Kiem: „Die EU-Kommission strebt mit dieser Neuregelung die europaweite Vernetzung und Digitalisierung der Handels- bzw. Unternehmensregister an. Vorgesehen ist zum einen die flächendeckende Möglichkeit der Online-Einreichung für jedermann zum Handels- bzw. Unternehmensregister in allen Mitgliedstaaten. Dies umfasst insbesondere die Einreichung und Eintragung von Gesellschaftsgründungen, zum Register anzumeldende Änderungen und Gründungen von Zweigniederlassungen in anderen Mitgliedstaaten. Zum anderen soll über ein innereuropäisches System der Registervernetzung bestimmte Informationen zwischen den Registern ausgetauscht werden, unter anderem Anmeldungen, bestimmte Änderungen und Löschungen mit grenzüberschreitendem Bezug sowie Informationen über für die Geschäftsführertätigkeit als ungeeignet erklärte Personen.
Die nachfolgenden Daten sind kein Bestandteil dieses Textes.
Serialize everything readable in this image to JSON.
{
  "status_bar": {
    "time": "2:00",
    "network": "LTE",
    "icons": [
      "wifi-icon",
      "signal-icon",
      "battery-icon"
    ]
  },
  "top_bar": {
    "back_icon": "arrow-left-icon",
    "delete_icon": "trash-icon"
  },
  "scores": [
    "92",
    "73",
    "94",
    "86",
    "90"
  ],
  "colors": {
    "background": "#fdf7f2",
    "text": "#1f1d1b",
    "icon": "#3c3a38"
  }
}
Daneben sollen Handelsregistereintragungen binnen fünf Tagen nach Eingang der vollständigen Unterlagen und der zu zahlenden Gebühren erfolgen. Relevante Informationen sind in einer Amtssprache der Union zu veröffentlichen, die von einer möglichst großen Zahl grenzüberschreitender Nutzer verstanden wird. Zudem enthält der Richtlinienentwurf mögliche Ausnahmen in Bezug auf die Einbindung von Notaren in den Prozess. Im Gegensatz zur GmbH, für die die Online-Gründung zwingend vorgesehen sein soll, ist für die Aktiengesellschaften die Umsetzung eines vollständigen Online-Eintragungsverfahrens optional. “
DB: Wie sind diese Vorschläge zu bewerten?
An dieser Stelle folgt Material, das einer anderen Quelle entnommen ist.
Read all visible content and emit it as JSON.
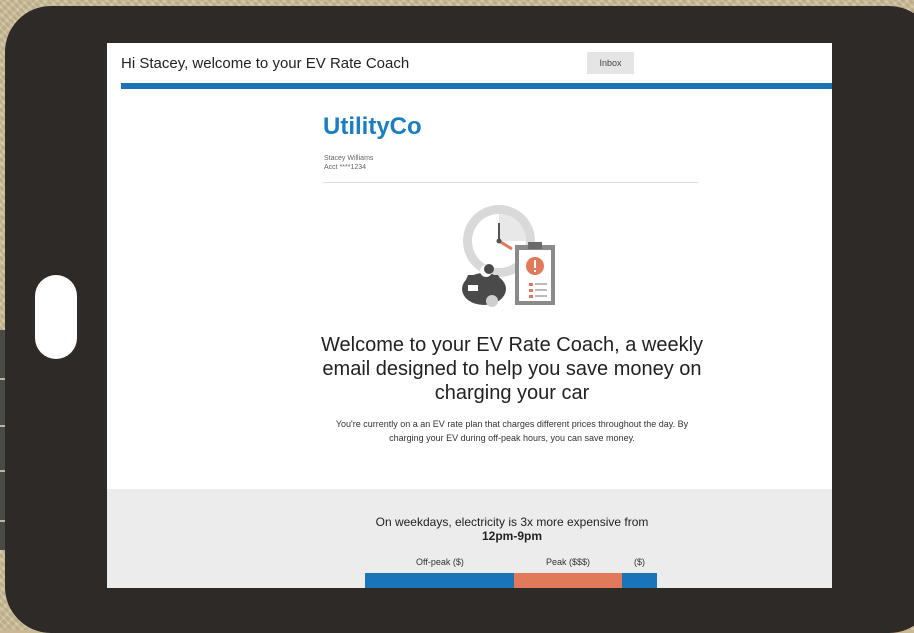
{
  "email": {
    "subject": "Hi Stacey, welcome to your EV Rate Coach",
    "folder_chip": "Inbox"
  },
  "brand": {
    "name": "UtilityCo",
    "color": "#1a7fc2"
  },
  "account": {
    "name": "Stacey Williams",
    "number": "Acct ****1234"
  },
  "content": {
    "headline": "Welcome to your EV Rate Coach, a weekly email designed to help you save money on charging your car",
    "intro": "You're currently on a an EV rate plan that charges different prices throughout the day. By charging your EV during off-peak hours, you can save money."
  },
  "rate_panel": {
    "text_prefix": "On weekdays, electricity is 3x more expensive from",
    "peak_hours": "12pm-9pm",
    "segments": [
      {
        "label": "Off-peak ($)",
        "share": 0.51,
        "color": "#1a75b8"
      },
      {
        "label": "Peak ($$$)",
        "share": 0.37,
        "color": "#e07a5a"
      },
      {
        "label": "($)",
        "share": 0.12,
        "color": "#1a75b8"
      }
    ]
  },
  "icons": [
    "clock-icon",
    "moon-icon",
    "car-icon",
    "clipboard-icon",
    "alert-icon"
  ],
  "colors": {
    "accent_blue": "#1a75b8",
    "peak_orange": "#e07a5a",
    "device_frame": "#2d2a27"
  }
}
Kiem: „Die Digitalisierung und Vereinheitlichung des Registerrechts steht im Einklang mit dem langfristigen Ziel des Digitalen Binnenmarkts und der Verwirklichung der Niederlassungsfreiheit. Durch die Neuregelung wird der Prozess einfacher, effektiver und kostensparender gestaltet und der innereuropäische Informationsaustausch in Registersachen erheblich verbessert. Gleichzeitig wird hierdurch eine höhere Effizienz und Rechtssicherheit bei grenzüberschreitenden Vorgängen gewährleistet. Hinsichtlich der in dem Richtlinienentwurf enthaltenen Öffnungsklauseln ist mit Blick auf die bisherige Haltung des deutschen Gesetzgebers zu erwarten, dass diese nicht vollständig in deutsches Recht umgesetzt werden. Insbesondere darf vermutet werden, dass bei Umsetzung der Richtlinie in deutsches Recht weiterhin die Beteiligung von Notaren insbesondere bei Gesellschaftsgründungen notwendig bleiben wird. Mit Blick auf die derzeitige Dauer und Komplexität des Verfahrens ist die nunmehr zwingend vorgesehene Online-Gründung von der GmbH von erheblichem Vorteil. Abzuwarten bleibt jedoch, ob eine reine Online-Gründung auch für die Aktiengesellschaft eingeführt wird.“
DB: Vielen Dank für das Interview, Herr Professor Kiem!